Academic Innovation at Michigan (AIM) Research: Quan Nguyen

Date: 
Fri, 11/08/2019 - 12:00pm to 1:30pm

Rackham Graduate School - East Conference Room

AIM Research (formerly AIM Analytics) is a monthly seminar series for researchers across U-M who are interested in research and learning analytics. The field of learning analytics is a multi and interdisciplinary field that brings together researchers from education, learning sciences, computational sciences and statistics, and all discipline-specific forms of educational inquiry.

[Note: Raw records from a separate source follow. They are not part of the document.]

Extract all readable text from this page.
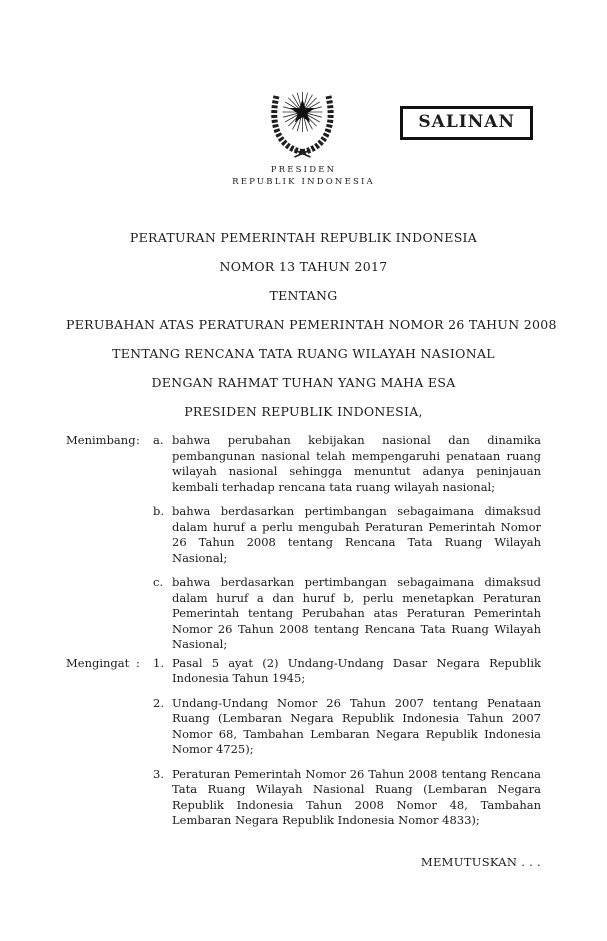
SALINAN
PRESIDEN
REPUBLIK INDONESIA
PERATURAN PEMERINTAH REPUBLIK INDONESIA
NOMOR 13 TAHUN 2017
TENTANG
PERUBAHAN ATAS PERATURAN PEMERINTAH NOMOR 26 TAHUN 2008
TENTANG RENCANA TATA RUANG WILAYAH NASIONAL
DENGAN RAHMAT TUHAN YANG MAHA ESA
PRESIDEN REPUBLIK INDONESIA,
Menimbang :	a. bahwa perubahan kebijakan nasional dan dinamika pembangunan nasional telah mempengaruhi penataan ruang wilayah nasional sehingga menuntut adanya peninjauan kembali terhadap rencana tata ruang wilayah nasional;
b. bahwa berdasarkan pertimbangan sebagaimana dimaksud dalam huruf a perlu mengubah Peraturan Pemerintah Nomor 26 Tahun 2008 tentang Rencana Tata Ruang Wilayah Nasional;
c. bahwa berdasarkan pertimbangan sebagaimana dimaksud dalam huruf a dan huruf b, perlu menetapkan Peraturan Pemerintah tentang Perubahan atas Peraturan Pemerintah Nomor 26 Tahun 2008 tentang Rencana Tata Ruang Wilayah Nasional;
Mengingat :	1. Pasal 5 ayat (2) Undang-Undang Dasar Negara Republik Indonesia Tahun 1945;
2. Undang-Undang Nomor 26 Tahun 2007 tentang Penataan Ruang (Lembaran Negara Republik Indonesia Tahun 2007 Nomor 68, Tambahan Lembaran Negara Republik Indonesia Nomor 4725);
3. Peraturan Pemerintah Nomor 26 Tahun 2008 tentang Rencana Tata Ruang Wilayah Nasional Ruang (Lembaran Negara Republik Indonesia Tahun 2008 Nomor 48, Tambahan Lembaran Negara Republik Indonesia Nomor 4833);
MEMUTUSKAN . . .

Using temporal analytics to detect inconsistencies between learning design and student engagement

Abstract

Learning analytics has the potential to make the temporal dimensions of learning processes more visible using fine-grained proxies of how and when students engage with online learning activities. In this talk, I will demonstrate the extent to which students actually follow the course timeline and the subsequent effect on their academic performance. I will also discuss some on-going work and future research directions, such as the role of learning analytics in addressing the attainment gap of ethnic minority students, and outlier detection for time-on-task estimation.

Speaker Bio

Quan Nguyen is a Postdoctoral Research Fellow in Educational Data Science at the School of Information, University of Michigan. His research explores the temporal processes of learning using time-series analysis of digital traces in education. His current research project examines learning patterns in data science education by analyzing trace data collected from Jupyter Notebook. Prior to joining UM, Quan was a PhD candidate in Learning Analytics at The Open University UK and an Associate Lecturer in Applied Statistics at the University of Arts London. His research employed multilevel models and network analysis methods to understand how teachers design their course in online learning environment and how learning design influences student temporal engagement patterns. His work received multiple best paper awards at established conferences (LAK18 and HCI International 17). Quan had a background in Economics (BSc. & Msc.) at Maastricht University, Netherlands.